Fiuh, kok jadi serba mahal begini, ya. Akhirnya saya membatalkan beli piong walau tergoda ingin tahu rasanya.
Di kiri kanan saya lihat rumah-rumah masih seperti gubuk, dengan dinding kayu dan atap seng, terkadang rumbia. Seringkali jalanan rusak dan sepi sekali, hanya satu atau dua mobil berpapasan setiap jamnya. Mirip kondisi dulu saat saya mencoba jalur Takengon-Kutacane.
Di sekitar Malili, saya menyaksikan sunset yang sebenarnya cukup indah. Sayangnya di sini infrastruktur belum terbangun dengan baik. Hanya sekilas saya lihat pemandangannya, karena nyaris semuanya tertutup pohon.Â
Padahal ini bagian teluk dengan bagian tengahnya tepat menghadap barat. Alangkah bagusnya dibangun wisata pantai.

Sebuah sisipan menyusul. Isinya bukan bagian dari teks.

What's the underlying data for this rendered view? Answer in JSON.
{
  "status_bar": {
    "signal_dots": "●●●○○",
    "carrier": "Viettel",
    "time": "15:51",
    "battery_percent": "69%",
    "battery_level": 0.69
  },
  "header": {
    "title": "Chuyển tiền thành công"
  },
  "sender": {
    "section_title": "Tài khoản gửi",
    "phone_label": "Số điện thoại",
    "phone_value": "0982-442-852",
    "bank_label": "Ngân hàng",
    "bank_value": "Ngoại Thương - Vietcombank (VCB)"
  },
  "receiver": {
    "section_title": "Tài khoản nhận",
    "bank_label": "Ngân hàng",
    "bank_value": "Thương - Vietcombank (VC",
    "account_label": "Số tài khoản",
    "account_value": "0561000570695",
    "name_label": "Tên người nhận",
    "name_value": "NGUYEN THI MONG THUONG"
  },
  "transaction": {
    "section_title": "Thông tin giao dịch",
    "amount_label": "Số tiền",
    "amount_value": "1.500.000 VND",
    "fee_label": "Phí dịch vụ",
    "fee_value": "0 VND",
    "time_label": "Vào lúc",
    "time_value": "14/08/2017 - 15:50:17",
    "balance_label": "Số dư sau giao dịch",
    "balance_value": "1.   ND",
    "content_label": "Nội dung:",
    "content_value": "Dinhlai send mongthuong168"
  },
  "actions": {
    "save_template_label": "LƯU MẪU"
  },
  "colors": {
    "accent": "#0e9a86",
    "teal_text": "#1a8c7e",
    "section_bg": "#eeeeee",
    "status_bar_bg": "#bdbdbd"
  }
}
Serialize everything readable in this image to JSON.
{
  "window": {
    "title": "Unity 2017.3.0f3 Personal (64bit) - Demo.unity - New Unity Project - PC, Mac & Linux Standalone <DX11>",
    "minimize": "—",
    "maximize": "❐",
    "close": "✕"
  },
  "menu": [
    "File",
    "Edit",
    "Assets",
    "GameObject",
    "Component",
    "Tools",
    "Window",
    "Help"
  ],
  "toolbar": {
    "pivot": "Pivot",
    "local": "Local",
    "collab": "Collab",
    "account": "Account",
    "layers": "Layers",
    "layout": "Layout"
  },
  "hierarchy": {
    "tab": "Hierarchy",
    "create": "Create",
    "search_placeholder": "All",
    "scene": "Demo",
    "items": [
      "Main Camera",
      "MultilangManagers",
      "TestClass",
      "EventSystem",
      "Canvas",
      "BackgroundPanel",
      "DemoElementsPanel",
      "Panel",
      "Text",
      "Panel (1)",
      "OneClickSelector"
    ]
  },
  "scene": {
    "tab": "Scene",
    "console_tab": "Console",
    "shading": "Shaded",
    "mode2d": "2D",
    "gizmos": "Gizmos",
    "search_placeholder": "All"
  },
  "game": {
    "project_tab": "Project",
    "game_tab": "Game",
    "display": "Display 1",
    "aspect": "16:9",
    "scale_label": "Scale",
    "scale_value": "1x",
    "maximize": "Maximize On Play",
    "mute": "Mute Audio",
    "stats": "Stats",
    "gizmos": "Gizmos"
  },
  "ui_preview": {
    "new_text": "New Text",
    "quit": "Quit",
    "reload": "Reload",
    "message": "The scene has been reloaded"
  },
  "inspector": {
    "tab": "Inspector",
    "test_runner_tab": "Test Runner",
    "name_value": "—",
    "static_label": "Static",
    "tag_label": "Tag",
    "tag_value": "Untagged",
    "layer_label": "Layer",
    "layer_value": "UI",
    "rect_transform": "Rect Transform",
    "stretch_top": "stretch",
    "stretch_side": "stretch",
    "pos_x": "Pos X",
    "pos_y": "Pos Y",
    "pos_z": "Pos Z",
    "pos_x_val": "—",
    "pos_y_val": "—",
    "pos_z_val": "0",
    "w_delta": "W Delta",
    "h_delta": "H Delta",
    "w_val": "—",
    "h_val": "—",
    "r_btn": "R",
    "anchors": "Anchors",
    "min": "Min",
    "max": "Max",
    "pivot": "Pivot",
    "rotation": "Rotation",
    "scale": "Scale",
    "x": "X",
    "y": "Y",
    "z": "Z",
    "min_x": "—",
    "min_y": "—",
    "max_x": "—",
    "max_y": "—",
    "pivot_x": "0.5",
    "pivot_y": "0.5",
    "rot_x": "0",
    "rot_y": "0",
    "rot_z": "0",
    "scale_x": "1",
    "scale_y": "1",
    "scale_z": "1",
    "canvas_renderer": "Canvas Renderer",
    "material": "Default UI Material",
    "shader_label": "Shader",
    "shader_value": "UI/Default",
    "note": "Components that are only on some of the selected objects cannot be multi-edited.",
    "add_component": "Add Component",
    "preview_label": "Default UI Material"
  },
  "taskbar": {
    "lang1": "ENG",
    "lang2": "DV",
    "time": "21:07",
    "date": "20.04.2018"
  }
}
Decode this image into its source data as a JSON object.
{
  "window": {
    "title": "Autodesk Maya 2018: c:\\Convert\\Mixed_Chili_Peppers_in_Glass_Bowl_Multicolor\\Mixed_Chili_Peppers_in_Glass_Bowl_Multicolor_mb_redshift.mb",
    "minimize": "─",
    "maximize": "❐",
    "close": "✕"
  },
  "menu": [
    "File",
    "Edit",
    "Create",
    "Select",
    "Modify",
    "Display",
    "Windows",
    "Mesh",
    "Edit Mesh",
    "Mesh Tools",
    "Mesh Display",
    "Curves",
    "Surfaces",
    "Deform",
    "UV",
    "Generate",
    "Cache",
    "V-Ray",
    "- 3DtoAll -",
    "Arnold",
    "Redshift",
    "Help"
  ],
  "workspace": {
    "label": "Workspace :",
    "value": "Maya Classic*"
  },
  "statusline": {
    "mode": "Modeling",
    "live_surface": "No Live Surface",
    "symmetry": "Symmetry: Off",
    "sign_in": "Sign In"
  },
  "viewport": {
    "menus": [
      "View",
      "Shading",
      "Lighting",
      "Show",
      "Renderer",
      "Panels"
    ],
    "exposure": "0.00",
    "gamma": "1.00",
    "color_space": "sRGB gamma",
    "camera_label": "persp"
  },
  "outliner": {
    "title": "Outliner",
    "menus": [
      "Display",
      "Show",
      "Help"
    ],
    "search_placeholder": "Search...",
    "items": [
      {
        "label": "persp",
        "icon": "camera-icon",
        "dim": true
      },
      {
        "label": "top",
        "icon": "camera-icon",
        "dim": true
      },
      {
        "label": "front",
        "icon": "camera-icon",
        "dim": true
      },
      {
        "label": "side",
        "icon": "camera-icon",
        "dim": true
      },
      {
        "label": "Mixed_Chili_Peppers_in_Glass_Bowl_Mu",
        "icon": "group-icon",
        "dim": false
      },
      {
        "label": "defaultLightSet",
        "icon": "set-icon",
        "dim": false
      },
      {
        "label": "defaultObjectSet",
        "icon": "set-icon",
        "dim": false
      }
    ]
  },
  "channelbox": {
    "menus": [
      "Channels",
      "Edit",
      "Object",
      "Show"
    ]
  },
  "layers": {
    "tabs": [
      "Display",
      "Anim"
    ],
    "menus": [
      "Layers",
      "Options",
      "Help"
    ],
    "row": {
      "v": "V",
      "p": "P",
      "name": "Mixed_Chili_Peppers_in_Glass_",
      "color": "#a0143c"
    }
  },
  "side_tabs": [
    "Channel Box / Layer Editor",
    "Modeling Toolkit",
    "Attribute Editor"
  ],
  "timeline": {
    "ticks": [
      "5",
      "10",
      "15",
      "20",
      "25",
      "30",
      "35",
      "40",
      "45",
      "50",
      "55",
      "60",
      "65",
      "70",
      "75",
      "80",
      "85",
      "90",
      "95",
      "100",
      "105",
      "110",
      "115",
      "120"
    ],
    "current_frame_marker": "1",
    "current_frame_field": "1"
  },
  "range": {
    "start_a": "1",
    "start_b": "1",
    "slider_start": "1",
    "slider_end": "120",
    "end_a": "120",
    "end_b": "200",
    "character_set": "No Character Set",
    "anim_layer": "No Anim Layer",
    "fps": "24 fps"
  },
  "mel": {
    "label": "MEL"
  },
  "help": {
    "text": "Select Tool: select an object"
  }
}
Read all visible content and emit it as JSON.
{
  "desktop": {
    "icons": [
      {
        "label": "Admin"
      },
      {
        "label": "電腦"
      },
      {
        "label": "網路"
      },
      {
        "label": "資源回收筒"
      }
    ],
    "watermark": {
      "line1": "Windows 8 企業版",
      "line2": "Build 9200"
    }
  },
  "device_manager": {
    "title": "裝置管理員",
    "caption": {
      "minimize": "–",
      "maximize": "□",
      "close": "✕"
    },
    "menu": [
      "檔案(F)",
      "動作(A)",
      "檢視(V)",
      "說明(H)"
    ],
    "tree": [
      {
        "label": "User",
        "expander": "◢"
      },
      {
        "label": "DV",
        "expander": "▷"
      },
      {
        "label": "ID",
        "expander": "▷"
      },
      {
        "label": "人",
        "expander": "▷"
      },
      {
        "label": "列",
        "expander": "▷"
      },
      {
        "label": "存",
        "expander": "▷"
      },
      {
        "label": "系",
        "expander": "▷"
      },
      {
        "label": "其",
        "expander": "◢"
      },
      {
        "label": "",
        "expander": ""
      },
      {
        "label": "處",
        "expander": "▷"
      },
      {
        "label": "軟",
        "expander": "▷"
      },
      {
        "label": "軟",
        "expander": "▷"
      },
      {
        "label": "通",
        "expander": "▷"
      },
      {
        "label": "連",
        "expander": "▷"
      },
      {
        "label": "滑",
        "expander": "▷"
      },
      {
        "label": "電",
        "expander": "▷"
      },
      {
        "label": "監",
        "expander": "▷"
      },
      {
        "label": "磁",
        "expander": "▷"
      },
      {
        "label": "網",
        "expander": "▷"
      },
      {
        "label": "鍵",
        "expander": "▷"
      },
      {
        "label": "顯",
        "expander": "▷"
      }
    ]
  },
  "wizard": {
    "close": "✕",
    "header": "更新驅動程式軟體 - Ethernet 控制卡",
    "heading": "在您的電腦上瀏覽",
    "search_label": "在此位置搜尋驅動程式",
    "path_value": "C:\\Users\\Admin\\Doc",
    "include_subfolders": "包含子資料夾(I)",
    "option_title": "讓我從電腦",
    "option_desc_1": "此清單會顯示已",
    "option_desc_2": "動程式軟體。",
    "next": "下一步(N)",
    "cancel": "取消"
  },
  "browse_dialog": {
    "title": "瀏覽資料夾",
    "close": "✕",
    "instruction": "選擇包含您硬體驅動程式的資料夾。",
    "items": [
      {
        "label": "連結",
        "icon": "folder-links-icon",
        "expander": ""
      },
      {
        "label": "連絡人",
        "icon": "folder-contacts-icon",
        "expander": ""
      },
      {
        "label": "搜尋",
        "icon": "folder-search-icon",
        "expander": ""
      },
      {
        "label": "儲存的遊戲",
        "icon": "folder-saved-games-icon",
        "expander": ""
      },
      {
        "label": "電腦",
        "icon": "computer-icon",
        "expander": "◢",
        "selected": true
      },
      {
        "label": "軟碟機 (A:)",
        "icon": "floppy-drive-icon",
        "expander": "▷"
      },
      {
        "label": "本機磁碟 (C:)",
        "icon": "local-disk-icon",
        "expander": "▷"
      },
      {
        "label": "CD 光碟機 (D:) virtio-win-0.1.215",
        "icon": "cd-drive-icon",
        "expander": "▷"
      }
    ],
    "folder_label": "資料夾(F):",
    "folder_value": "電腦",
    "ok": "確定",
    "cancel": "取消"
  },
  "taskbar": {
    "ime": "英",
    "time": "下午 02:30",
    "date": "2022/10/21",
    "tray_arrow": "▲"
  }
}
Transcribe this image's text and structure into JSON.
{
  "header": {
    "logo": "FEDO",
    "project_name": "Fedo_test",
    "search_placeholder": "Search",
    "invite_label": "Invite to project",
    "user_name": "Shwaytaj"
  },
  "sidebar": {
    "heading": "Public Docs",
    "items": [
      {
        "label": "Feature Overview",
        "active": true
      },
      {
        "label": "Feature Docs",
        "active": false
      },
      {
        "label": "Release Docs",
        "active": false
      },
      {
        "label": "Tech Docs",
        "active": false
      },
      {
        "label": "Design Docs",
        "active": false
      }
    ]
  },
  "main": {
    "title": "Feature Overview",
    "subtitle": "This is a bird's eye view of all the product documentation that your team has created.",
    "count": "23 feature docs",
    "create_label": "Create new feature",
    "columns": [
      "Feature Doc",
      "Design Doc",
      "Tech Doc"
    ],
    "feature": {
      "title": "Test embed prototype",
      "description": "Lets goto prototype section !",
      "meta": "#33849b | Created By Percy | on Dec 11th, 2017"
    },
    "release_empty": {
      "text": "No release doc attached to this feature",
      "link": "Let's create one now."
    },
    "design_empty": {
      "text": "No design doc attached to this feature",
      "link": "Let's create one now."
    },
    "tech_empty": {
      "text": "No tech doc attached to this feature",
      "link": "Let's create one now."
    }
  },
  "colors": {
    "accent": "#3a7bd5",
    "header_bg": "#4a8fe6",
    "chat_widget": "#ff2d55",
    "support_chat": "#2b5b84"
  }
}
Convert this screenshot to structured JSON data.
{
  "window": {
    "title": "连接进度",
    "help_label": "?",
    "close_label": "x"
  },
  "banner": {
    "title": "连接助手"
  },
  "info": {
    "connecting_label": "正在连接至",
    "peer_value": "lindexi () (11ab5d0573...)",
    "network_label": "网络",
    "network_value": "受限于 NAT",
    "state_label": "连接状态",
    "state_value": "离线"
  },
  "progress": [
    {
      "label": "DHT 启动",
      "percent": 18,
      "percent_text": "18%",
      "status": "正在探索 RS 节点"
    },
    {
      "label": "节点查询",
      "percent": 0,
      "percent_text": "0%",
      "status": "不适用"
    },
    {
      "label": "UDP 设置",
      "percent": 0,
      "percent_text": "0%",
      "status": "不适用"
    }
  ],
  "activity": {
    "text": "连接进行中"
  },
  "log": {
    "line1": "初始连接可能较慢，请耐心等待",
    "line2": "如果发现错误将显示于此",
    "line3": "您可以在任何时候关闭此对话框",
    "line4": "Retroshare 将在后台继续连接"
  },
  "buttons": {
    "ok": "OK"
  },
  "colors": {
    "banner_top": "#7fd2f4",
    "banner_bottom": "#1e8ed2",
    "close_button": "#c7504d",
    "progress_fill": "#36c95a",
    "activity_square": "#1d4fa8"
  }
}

"Plak! Plak! Plak!" Penumpang mulai menggerutu dan anak-anak menangis. Kaki saya gatal sekali, tapi untuk membungkuk menggaruknya, rasanya malas. Ya sudah obatnya hanya tidur saja. Kondisi yang menyulitkan saat di kiri kanan ada kotak ayam dan anjing yang juga berisik.
Duh..
Untungnya Tuhan masih sayang. Saya kembali diantar ke alam tidur yang pulas, tanpa mimpi. Hingga akhirnya waktu makan malam berikutnya, di Desa Majapahit, sebelum Lanipa.Â
Lagi-lagi di sini saya merasa berat dan mahal sekali makannya. Sepiring nasi, dangkot ayam, dan kuah mi instan yang sedikit sekali mie nya, harus ditebus dengan harga Rp 30 ribu. Tapi lagi-lagi tidak ada pilihan lain karena tidak ada rumah makan lain di sekitarnya. Fanta pun Rp 10 ribu sebotol kecil.